How can I verify this family of values for hypergeometric functions?

Question

This Wolfram MathWorld page on hypergeometric functions states that

An infinite family of rational values for well-poised hypergeometric functions with rational arguments is given by $$_kF_{k-1}\left[\frac{1}{k+1},\dots,\frac{k}{k+1};\frac{2}{k},\frac{3}{k},\dots,\frac{k-1}{k},\frac{k+1}{k};\left(\frac{x(1-x^k)}{f_k}\right)^k\right]=\frac{1}{1-x^k}$$ for $k=2,3,\dots$, $0\leq x\leq(k+1)^{-1/k}$, and $$f_k\equiv\frac{k}{(1+k)^{1+1/k}}$$ (M. L. Glasser, pers. comm., Sept. 26, 2003).

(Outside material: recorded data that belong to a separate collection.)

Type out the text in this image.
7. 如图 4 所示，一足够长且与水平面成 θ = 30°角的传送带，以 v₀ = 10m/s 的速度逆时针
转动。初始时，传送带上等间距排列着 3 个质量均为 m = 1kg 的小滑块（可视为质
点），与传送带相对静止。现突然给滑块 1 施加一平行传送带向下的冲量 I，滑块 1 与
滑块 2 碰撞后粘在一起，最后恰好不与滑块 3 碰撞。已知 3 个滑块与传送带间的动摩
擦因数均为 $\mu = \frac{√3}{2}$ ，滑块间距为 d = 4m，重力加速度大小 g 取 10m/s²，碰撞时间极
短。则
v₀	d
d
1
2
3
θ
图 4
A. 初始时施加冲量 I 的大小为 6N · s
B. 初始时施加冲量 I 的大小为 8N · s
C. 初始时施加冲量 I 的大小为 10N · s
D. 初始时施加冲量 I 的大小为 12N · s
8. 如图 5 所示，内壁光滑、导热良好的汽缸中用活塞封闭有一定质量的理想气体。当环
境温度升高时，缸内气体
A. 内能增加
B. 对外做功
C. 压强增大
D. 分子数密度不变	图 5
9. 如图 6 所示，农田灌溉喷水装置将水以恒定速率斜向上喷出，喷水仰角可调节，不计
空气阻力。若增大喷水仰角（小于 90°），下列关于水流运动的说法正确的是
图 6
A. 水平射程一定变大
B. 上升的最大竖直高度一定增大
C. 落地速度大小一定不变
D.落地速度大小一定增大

So far, I've been unsuccessful in finding a source for this statement beyond "personal communication". Hypergeometric functions are only tangentially related to my problem, so I'm hoping someone more familiar with the topic might have seen this or a similar result. I am particularly interested in the case $x = (k + 1)^{-1/k}$.

Any help in tracking down the source of or verifying the statement is greatly appreciated.

Answer 1

The formula $$\sum_{n=0}^\infty \frac{1}{kn+1}\binom{(k+1)n}{n}(x(1-x)^k)^n=\frac{1}{1-x}\tag{1}$$ is well known and an easy consequence of Lagrange inversion. If $k$ is a positive integer $(1)$ may be written as $$_kF_{k-1}\left[\frac{1}{k+1},\dots,\frac{k}{k+1};\frac{2}{k},\frac{3}{k},\dots,\frac{k-1}{k},\frac{k+1}{k};\frac{(k+1)^{k+1}}{k^k} x(1-x)^k\right]=\frac{1}{1-x}.$$

Replacing $x$ with $x^k$ gives Glasser's formula.